These ham and cheese sliders have been circling the web for several years. Everyone has their own way of making them, and today I’m sharing mine. They are cheesy, savory and you can’t eat just one!
I first made these about two years ago for my son’s baby blessing/daughter’s 2nd birthday party. Don’t you love when kids are little and you can combine big events like that? I’m sure that won’t fly when they’re older. Anyway, after the first bite, every one was in awe.
We’ve been making them ever since and slowly learned the tips and tricks to making them the way we like best. We always use Hawaiian rolls now, and it’s so much easier to assemble them all together since they come connected in the package. I’ve also discovered I prefer regular ham lunch meat as opposed to leftover honey ham. The lunch meat is so much easier to chew, and still has great flavor. Plus, it’s a whole lot cheaper! And we rarely have a bunch of leftover honey ham unless it’s Easter or Christmas.
My husband loves these sliders, I love them, and our 4-year-old daughter even loves them! One of my friends fondly refers to them as “crack rolls” because they are so addictive!
Seriously, if you haven’t had these yet, get to the store now and buy the ingredients to make them! You won’t regret it! I’m not normally a big fan of mustard, but I love this sauce so much that I don’t even notice it in there. You can easily double or triple this recipe to feed a crowd (or your own family if you want leftovers, and you WILL want leftovers!).
Recipe adapted from The Girl Who Ate Everything
Ham and Cheese Sliders (aka Crack Rolls!)
- 1 package of 12 Hawaiian rolls
- Light mayonnaise, to taste
- 8 ounces Swiss cheese, sliced
- 1/2 pound honey ham lunch meat
- 1/2 Tablespoon poppy seeds
- 3/4 Tablespoons yellow mustard
- 3-4 Tablespoons butter, melted
- 1/2 Tablespoon minced onion
- ½ teaspoon Worcestershire sauce
- Preheat oven to 350 degrees. Grease a 13 x 9 inch glass baking pan.
- Slices rolls in half. If you’re using the Hawaiian rolls, the easiest way to do this is to leave them all connected. Use a long bread knife to cut off the tops and gently place them upside down next to the bottom pieces.
- Spread the bottoms with a thin layer of light mayonnaise.
- Place Swiss cheese slices on top of the mayonnaise. It’s fine if some of them overlap because you’ll cut the rolls apart before cooking.
- Lay slices of ham lunch meat on top of the cheese slices. I try to make sure each roll has at least two slices.

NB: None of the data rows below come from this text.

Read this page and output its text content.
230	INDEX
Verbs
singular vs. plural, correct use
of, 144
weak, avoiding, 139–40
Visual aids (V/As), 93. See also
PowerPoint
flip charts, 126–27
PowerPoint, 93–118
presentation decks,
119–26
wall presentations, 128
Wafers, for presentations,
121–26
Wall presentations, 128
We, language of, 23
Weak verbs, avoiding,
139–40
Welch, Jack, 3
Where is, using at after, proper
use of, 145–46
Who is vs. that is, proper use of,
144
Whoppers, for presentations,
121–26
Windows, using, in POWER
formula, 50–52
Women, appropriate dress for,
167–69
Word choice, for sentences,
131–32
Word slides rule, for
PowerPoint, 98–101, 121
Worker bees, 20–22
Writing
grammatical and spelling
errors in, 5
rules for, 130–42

- Place the tops of the rolls on top and slice rolls apart. Gently place each one in the baking pan, leaving some room in between the rolls.
- Whisk together poppy seeds, mustard, melted butter, onion and Worcestershire sauce.
- Brush the tops of the rolls with the sauce, letting it drip down the sides of each one.
- Cover with tin foil and bake for about 12 minutes, until cheese melts. Uncover and cook for an additional 2 minutes until rolls are crispy. Serve hot.
For leftovers, just pop them back in the oven or microwave until warm. They still taste great for days after (although they usually don’t last long in our house!).